AB’nin ABD merkezli Tesla ile kıyasıya rekabet eden BYD'ye uygulamaya hazırlandığı yüzde 17,4'lük yeni gümrük vergisi, Çinli şirketin Türkiye'deki yeni fabrikasını Avrupa pazarlarına ihracat yapmak için kullanabileceği spekülasyonlarına yol açtı. Son iki yılda satılan toplam elektrikli otomobillerin yaklaşık yüzde 9'unu Türkiye'de satan BYD, fabrikayı Avrupa'ya hitap etmek için kullanma niyetinde olup olmadığına dair herhangi bir açıklamada bulunmadı. Ancak Türkiye'nin Avrupa Birliği ile yaptığı gümrük anlaşması yoluyla kıtaya önemli bir otomobil ihracatçısı olması, Türkiye’de fabrika açma hamlesini cazip kılıyor.

Otomobil ihracatının büyük çoğunluğunu Akdeniz'in diğer yakasındaki Avrupa ülkelerine yapan Mısır ve Fas'ın da AB ile ticaret anlaşmaları bulunuyor.

“Rhodium Group'tan Gregor Sebastian: Çinli otomobil şirketlerinin Çin dışındaki ülkelerde üretim yapma ve Avrupa'ya ihraç etme eğilimi ters etki yaratabilir.

Bloomberg'in haberine göre FAW Group'un Mısır'daki üretiminin 2025'in ilk çeyreğinden itibaren, önümüzdeki beş yıl içinde Avrupa pazarları da dahil olmak üzere çeşitli noktalara ihraç edilmesi planlanıyor. 

Riskli bir hamle

Rhodium Group'tan Gregor Sebastian’a göre bu hamlenin tüm yararlarına rağmen Çinli otomobil şirketlerinin Çin dışındaki ülkelerde üretim yapma ve Avrupa'ya ihraç etme eğilimi ters etki yaratabilir.

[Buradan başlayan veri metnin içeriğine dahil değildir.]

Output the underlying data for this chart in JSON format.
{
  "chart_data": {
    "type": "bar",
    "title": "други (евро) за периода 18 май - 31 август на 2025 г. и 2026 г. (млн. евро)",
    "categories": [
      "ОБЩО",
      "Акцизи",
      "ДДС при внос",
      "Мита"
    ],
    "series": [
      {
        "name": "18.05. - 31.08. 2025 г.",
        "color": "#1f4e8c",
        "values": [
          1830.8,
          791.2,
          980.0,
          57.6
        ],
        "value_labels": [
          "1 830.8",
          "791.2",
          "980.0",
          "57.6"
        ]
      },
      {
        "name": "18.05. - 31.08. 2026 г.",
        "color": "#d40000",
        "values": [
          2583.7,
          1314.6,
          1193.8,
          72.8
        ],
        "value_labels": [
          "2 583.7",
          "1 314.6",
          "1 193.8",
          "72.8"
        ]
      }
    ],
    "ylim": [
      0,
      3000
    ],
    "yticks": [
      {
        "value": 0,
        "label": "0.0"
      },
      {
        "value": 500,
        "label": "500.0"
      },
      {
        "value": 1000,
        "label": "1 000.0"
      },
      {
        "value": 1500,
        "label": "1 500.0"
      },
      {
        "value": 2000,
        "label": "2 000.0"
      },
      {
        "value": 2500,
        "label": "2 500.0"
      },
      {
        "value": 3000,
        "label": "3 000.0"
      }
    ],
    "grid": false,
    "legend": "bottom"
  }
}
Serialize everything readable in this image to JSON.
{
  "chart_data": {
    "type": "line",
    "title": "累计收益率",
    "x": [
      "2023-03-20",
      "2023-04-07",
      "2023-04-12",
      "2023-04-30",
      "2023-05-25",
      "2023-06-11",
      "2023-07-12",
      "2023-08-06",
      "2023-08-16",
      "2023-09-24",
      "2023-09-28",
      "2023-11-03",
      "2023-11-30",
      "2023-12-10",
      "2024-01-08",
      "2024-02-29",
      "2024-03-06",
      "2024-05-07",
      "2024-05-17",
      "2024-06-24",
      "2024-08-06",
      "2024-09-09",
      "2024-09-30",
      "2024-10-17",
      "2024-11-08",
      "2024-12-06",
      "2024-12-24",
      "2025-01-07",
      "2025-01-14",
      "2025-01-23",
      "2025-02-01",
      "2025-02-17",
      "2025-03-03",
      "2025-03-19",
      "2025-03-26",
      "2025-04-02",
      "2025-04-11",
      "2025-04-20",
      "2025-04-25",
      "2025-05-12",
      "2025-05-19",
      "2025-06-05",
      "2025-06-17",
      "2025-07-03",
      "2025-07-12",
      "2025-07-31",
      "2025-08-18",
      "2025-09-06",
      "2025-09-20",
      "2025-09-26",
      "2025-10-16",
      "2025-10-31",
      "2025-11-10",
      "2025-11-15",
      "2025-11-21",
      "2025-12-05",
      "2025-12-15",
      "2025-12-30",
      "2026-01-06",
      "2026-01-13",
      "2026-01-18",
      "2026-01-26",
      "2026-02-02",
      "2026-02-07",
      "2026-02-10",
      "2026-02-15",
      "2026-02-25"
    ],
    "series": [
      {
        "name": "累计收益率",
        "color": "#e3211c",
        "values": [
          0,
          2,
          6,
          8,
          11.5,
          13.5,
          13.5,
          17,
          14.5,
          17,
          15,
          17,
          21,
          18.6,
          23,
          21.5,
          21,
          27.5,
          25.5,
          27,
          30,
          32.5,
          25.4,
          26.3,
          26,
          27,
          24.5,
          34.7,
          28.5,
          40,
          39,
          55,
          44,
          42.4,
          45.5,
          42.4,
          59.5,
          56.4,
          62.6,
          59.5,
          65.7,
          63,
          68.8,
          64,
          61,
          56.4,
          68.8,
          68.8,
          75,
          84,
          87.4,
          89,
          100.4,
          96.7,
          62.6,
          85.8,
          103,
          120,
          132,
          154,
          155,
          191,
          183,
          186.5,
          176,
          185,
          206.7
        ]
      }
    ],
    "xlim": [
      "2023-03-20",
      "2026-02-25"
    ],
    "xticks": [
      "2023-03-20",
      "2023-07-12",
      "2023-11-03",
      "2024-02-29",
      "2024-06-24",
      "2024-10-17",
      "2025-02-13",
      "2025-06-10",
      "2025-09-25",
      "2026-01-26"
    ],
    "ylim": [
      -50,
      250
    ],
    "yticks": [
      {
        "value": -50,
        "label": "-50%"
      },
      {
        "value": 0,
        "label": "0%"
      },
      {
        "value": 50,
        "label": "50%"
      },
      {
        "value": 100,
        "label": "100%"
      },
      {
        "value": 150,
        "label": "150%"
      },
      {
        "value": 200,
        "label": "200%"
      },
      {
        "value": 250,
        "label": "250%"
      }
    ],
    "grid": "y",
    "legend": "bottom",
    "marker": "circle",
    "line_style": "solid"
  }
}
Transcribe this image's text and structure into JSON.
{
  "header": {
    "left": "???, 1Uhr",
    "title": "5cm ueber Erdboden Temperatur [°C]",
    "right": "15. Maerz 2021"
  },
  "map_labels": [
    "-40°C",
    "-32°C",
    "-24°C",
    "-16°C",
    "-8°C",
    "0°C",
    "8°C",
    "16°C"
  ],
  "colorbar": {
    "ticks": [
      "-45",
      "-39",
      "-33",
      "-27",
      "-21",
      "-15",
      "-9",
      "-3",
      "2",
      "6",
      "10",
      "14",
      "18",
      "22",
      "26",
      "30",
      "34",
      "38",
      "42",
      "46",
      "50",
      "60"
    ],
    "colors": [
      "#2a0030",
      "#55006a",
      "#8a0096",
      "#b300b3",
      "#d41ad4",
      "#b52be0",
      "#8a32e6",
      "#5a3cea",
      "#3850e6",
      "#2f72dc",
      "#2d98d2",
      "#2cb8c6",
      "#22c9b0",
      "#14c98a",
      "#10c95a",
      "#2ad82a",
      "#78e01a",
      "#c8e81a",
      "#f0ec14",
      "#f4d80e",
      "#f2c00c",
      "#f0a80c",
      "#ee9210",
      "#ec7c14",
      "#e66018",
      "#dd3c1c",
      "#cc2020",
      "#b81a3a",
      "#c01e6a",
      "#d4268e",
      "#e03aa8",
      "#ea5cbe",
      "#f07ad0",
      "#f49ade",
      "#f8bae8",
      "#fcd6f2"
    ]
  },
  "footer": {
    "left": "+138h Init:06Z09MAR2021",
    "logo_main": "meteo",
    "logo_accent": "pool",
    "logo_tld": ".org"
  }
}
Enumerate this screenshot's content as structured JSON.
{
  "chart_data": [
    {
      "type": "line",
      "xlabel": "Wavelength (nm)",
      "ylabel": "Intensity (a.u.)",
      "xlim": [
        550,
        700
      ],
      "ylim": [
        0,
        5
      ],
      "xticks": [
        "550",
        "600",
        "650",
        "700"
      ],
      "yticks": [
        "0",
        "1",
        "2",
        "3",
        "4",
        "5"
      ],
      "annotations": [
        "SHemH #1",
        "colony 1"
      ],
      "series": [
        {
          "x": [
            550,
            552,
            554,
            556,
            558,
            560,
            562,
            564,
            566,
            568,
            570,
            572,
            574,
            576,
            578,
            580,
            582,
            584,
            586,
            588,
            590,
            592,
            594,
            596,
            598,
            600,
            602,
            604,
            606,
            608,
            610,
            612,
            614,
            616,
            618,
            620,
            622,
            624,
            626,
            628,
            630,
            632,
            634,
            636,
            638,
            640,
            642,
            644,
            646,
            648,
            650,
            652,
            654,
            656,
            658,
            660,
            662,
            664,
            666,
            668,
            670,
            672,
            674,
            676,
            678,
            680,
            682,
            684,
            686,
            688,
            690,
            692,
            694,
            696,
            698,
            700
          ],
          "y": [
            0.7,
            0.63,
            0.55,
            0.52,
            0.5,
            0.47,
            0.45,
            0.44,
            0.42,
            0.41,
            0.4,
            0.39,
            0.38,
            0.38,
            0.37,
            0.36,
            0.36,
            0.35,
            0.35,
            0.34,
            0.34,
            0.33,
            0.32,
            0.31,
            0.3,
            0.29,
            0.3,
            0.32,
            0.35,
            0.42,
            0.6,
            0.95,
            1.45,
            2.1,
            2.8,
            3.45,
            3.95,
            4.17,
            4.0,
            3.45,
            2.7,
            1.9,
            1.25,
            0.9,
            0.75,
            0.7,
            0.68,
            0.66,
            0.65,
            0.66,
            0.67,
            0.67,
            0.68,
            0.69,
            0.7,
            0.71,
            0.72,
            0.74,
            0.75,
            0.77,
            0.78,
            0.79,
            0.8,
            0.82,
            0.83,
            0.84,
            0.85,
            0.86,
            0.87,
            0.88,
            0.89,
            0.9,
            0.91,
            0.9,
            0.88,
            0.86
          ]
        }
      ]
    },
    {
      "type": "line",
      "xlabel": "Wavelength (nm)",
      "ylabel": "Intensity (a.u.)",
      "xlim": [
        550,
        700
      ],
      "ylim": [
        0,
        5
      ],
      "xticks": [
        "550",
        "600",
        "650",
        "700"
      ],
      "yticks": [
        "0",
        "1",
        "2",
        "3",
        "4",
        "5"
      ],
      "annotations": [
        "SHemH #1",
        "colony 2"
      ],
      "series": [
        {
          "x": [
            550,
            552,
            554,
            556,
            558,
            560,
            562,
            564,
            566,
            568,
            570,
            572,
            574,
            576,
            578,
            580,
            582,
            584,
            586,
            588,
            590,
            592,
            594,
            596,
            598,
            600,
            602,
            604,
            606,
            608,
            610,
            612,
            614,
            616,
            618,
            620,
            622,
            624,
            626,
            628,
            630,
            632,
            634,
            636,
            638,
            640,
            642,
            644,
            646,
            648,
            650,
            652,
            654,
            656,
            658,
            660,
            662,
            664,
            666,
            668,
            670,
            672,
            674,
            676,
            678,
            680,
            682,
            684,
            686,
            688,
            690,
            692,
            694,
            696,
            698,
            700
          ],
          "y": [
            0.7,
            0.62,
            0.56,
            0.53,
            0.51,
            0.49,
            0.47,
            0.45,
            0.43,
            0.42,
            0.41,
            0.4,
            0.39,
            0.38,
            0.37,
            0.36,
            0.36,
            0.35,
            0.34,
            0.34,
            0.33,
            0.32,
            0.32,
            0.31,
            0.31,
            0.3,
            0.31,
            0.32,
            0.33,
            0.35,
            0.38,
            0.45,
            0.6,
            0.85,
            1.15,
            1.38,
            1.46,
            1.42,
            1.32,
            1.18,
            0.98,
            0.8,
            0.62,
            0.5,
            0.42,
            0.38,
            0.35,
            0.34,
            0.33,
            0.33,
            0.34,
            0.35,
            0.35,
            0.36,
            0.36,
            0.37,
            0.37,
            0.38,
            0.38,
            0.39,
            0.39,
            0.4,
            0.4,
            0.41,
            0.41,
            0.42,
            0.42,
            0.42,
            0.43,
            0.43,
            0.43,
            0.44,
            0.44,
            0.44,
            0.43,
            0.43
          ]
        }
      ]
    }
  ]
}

Avrupa Komisyonu’nun bu konuyu yakından inceleyeceğine inandığını ifade eden Sebastian, “Avrupa Komisyonu’nun daha önce Çin'deki üretim faaliyetlerine karşı önleyici vergiler uygulamak zorunda kaldığı durumlar oldu. Bu vergiler, denizaşırı elektrikli araç fabrikaları sadece montaj için kullanılsa ve batarya ve şasi gibi temel bileşenler Çin'den ithal edilse bile uygulanabilir” şeklinde konuştu.

Sebastian, sözlerini şöyle sürdürdü:

“Elektrikli otomobil sektörünün en öne çıkan sektör olduğu açık, ancak Avrupa yeni sübvansiyon düzenlemelerinin tamamını Çin'in güneş ve rüzgâr projelerini engellemek için kullandı. Ayrıca değerlendirmemize göre BYD gibi şirketler, bu yeni gümrük vergileriyle bile Avrupa'ya karlı bir şekilde ihracat yapabilir. Bu durum, en azından mevcut jeopolitik koşullar altında, Çinli otomobil üreticileri için gümrük vergilerini aşmayı gereksiz hale getiriyor.”

Sebastian, ABD pazarını dışarıya daha kapalı hale getirebilecek olan ABD Başkanı Donald Trump'ın yeniden seçilme ihtimalinin yüksek olmasının, Çin'i AB ile büyük ölçekli bir ticaret savaşından uzaklaştıracağı değerlendirmesinde bulundu.

*Bu analiz Şarku’l Avsat tarafından Londra merkezli Al Majalla dergisinden çevrilmiştir.